Мальчик сосредоточено чистил мандаринку. Та не давалась, и маленький пальчик проткнул кожуру. Брызнул сок, попав тёмным пятнышком на спортивный костюм. Почему-то к ребятишкам, которые всё детство ходят в спортивном костюме, всегда жалостливое, одинокое отношение, ибо торчат они оттуда худющие, будто вечно некормленые.
— А учишься ты в каком классе? — спросили те гости, что издалека.
— Во втором.
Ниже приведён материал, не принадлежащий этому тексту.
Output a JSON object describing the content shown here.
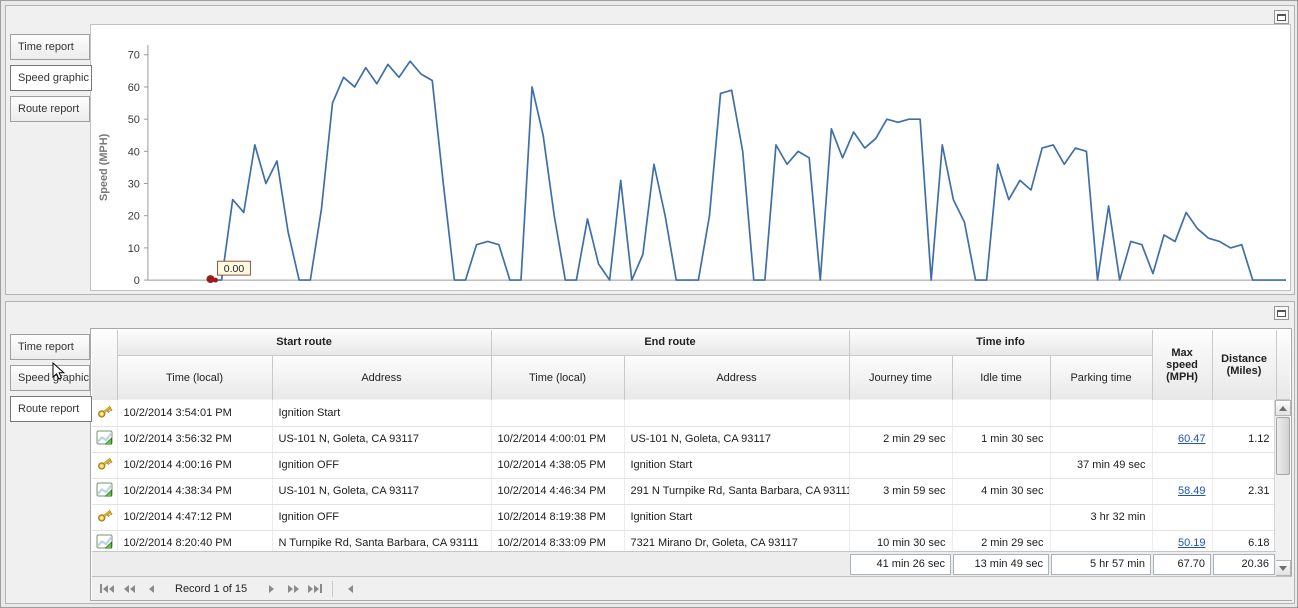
{
  "top_panel": {
    "tabs": [
      {
        "label": "Time report",
        "selected": false
      },
      {
        "label": "Speed graphic",
        "selected": true
      },
      {
        "label": "Route report",
        "selected": false
      }
    ],
    "chart_data": {
      "type": "line",
      "title": "",
      "xlabel": "",
      "ylabel": "Speed (MPH)",
      "ylim": [
        0,
        70
      ],
      "yticks": [
        0,
        10,
        20,
        30,
        40,
        50,
        60,
        70
      ],
      "grid": false,
      "legend": "none",
      "line_color": "#3f6fa8",
      "marker": {
        "label": "0.00",
        "color": "#9b1c1c",
        "tooltip_bg": "#fffbe3",
        "tooltip_border": "#95533f"
      },
      "values": [
        0,
        0,
        25,
        21,
        42,
        30,
        37,
        15,
        0,
        0,
        22,
        55,
        63,
        60,
        66,
        61,
        67,
        63,
        68,
        64,
        62,
        30,
        0,
        0,
        11,
        12,
        11,
        0,
        0,
        60,
        45,
        20,
        0,
        0,
        19,
        5,
        0,
        31,
        0,
        8,
        36,
        20,
        0,
        0,
        0,
        20,
        58,
        59,
        40,
        0,
        0,
        42,
        36,
        40,
        38,
        0,
        47,
        38,
        46,
        41,
        44,
        50,
        49,
        50,
        50,
        0,
        42,
        25,
        18,
        0,
        0,
        36,
        25,
        31,
        28,
        41,
        42,
        36,
        41,
        40,
        0,
        23,
        0,
        12,
        11,
        2,
        14,
        12,
        21,
        16,
        13,
        12,
        10,
        11,
        0,
        0,
        0,
        0
      ]
    }
  },
  "bottom_panel": {
    "tabs": [
      {
        "label": "Time report",
        "selected": false
      },
      {
        "label": "Speed graphic",
        "selected": false
      },
      {
        "label": "Route report",
        "selected": true
      }
    ],
    "table": {
      "column_groups": [
        {
          "label": "Start route"
        },
        {
          "label": "End route"
        },
        {
          "label": "Time info"
        }
      ],
      "columns": [
        "Time (local)",
        "Address",
        "Time (local)",
        "Address",
        "Journey time",
        "Idle time",
        "Parking time",
        "Max speed (MPH)",
        "Distance (Miles)"
      ],
      "rows": [
        {
          "icon": "key",
          "start_time": "10/2/2014 3:54:01 PM",
          "start_address": "Ignition Start",
          "end_time": "",
          "end_address": "",
          "journey_time": "",
          "idle_time": "",
          "parking_time": "",
          "max_speed": "",
          "max_speed_link": false,
          "distance": ""
        },
        {
          "icon": "route",
          "start_time": "10/2/2014 3:56:32 PM",
          "start_address": "US-101 N, Goleta, CA 93117",
          "end_time": "10/2/2014 4:00:01 PM",
          "end_address": "US-101 N, Goleta, CA 93117",
          "journey_time": "2 min 29 sec",
          "idle_time": "1 min 30 sec",
          "parking_time": "",
          "max_speed": "60.47",
          "max_speed_link": true,
          "distance": "1.12"
        },
        {
          "icon": "key",
          "start_time": "10/2/2014 4:00:16 PM",
          "start_address": "Ignition OFF",
          "end_time": "10/2/2014 4:38:05 PM",
          "end_address": "Ignition Start",
          "journey_time": "",
          "idle_time": "",
          "parking_time": "37 min 49 sec",
          "max_speed": "",
          "max_speed_link": false,
          "distance": ""
        },
        {
          "icon": "route",
          "start_time": "10/2/2014 4:38:34 PM",
          "start_address": "US-101 N, Goleta, CA 93117",
          "end_time": "10/2/2014 4:46:34 PM",
          "end_address": "291 N Turnpike Rd, Santa Barbara, CA 93111",
          "journey_time": "3 min 59 sec",
          "idle_time": "4 min 30 sec",
          "parking_time": "",
          "max_speed": "58.49",
          "max_speed_link": true,
          "distance": "2.31"
        },
        {
          "icon": "key",
          "start_time": "10/2/2014 4:47:12 PM",
          "start_address": "Ignition OFF",
          "end_time": "10/2/2014 8:19:38 PM",
          "end_address": "Ignition Start",
          "journey_time": "",
          "idle_time": "",
          "parking_time": "3 hr 32 min",
          "max_speed": "",
          "max_speed_link": false,
          "distance": ""
        },
        {
          "icon": "route",
          "start_time": "10/2/2014 8:20:40 PM",
          "start_address": "N Turnpike Rd, Santa Barbara, CA 93111",
          "end_time": "10/2/2014 8:33:09 PM",
          "end_address": "7321 Mirano Dr, Goleta, CA 93117",
          "journey_time": "10 min 30 sec",
          "idle_time": "2 min 29 sec",
          "parking_time": "",
          "max_speed": "50.19",
          "max_speed_link": true,
          "distance": "6.18"
        }
      ],
      "summary": {
        "journey_time": "41 min 26 sec",
        "idle_time": "13 min 49 sec",
        "parking_time": "5 hr 57 min",
        "max_speed": "67.70",
        "distance": "20.36"
      }
    },
    "record_nav": {
      "label": "Record 1 of 15"
    }
  }
}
Я там самый сильный.
— Самый сильный?
— Да, — с гордостью ответила Ленка, — физкультуру любит.
— У меня по ней, — Данил положил в рот дольку, зажмурился и принялся вспоминать, — пять, пять, пять, пять, пять стоит.
— Молодец!
Обрадованный Данил ушёл с мандаринкой в комнату. Пятен на его рукаве стало больше.
— Так ведь в чём дело, — продолжила Ленка, механически двигая челюстью, — видите, он чуть заторможенный? Танюха так пробухала, что не записала Даньку в школу. Пришлось мне ходить, документы собирать. Парень почти в девять лет учиться пошёл! Сейчас ему десять, он во втором классе. Неудивительно, что там самый сильный... Хотя он правда сильный, жилистый. Хороший парень, хоть и левша.
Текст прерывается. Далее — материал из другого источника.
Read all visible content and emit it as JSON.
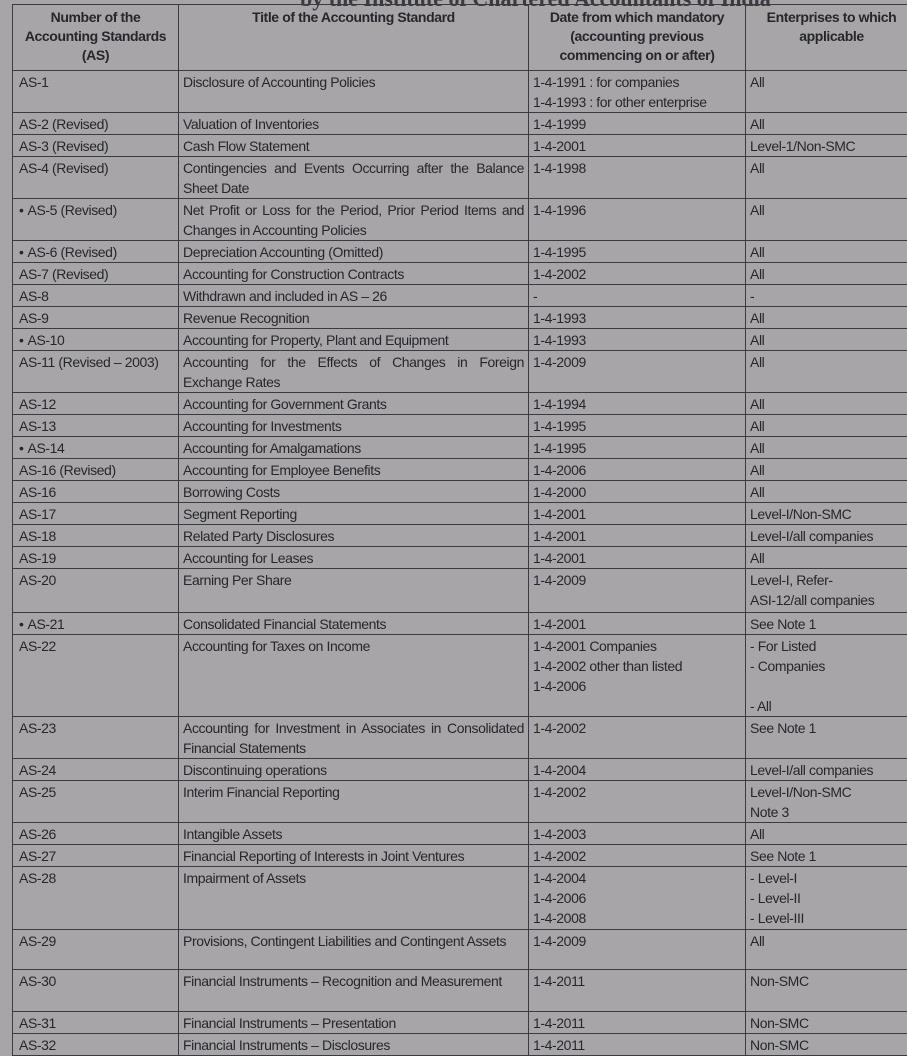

То, что Данька был левшой, показалось важным. Все с пониманием посетовали на почерк. Кто-то вспомнил, что раньше левшей били учителя.
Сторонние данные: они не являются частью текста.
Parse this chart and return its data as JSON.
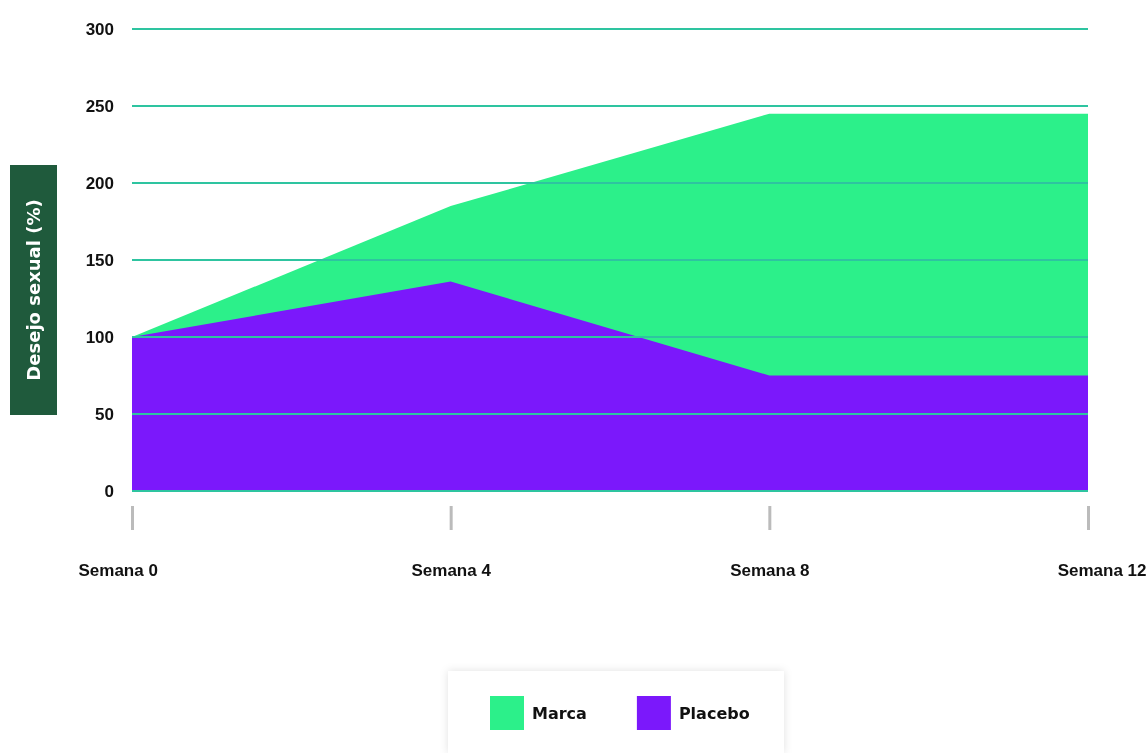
{
  "chart_data": {
    "type": "area",
    "ylabel": "Desejo sexual (%)",
    "categories": [
      "Semana 0",
      "Semana 4",
      "Semana 8",
      "Semana 12"
    ],
    "series": [
      {
        "name": "Marca",
        "color": "#2cf08a",
        "values": [
          100,
          185,
          245,
          245
        ]
      },
      {
        "name": "Placebo",
        "color": "#7b18fb",
        "values": [
          100,
          136,
          75,
          75
        ]
      }
    ],
    "ylim": [
      0,
      300
    ],
    "yticks": [
      0,
      50,
      100,
      150,
      200,
      250,
      300
    ],
    "grid": "y",
    "legend": "bottom"
  }
}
— Самое гадкое, — продолжили местные, — что на Ленуху эта Танька со своими шалавами окрысилась. Есть тут две забулдыжки. Шепчутся, что она семью разлучила! Разлучила, вы представляете!? Да она их спасла! А Таньке плевать! Просто плевать!
— А муж что?
— Да он пашет с утра до вечера. Ездит на своей воровайке, шаманит. Деньги домой приносит, не пьёт — и хорошо. Ребятишки сами себе готовят.
— Бьют их?
— Не даём, — ответили хором.
— Нет, вы подумайте! — Ленкина челюсть не поспевала за словами, — да если бы она хоть ребятишек своих узнавала, разве бы я полезла? Я как-то зашла к ним в дом, молока принесла, а там в коридоре большой такой плакат — "Мамочка, ты у нас самая любимая!", цветочки всякие нарисованы. Дети все вместе сделали, чтобы мама заметила. У меня чуть банка из рук не выскользнула. Таньке что, налакалась и рядом лежит. А дети ждут, верят, что мама хоть когда-нибудь их заметит. Дети всегда ждут, что их заметят. Таньке-то хорошо. Уедет в деревню свою, просидит там с полгода, потом сюда — дети её бегут встречать, а она не к ним. Она на полгода бухать приехала. Она дома кукует, а детишки всё равно ко мне стучаться — тётя Лена, открывай, мы уроки пришли делать.
— Бррр... страшно тут у вас. Может, о чём-нибудь другом поговорим?
Но Ленка уже разошлась. Щёки затянуло румянцем, и если бы челюсть двигалась свободно, мягко, Ленка сошла бы за пьяную. Протез встал на место, забив рот словами, и те вываливались с проглотом, съедая часть своих звуков.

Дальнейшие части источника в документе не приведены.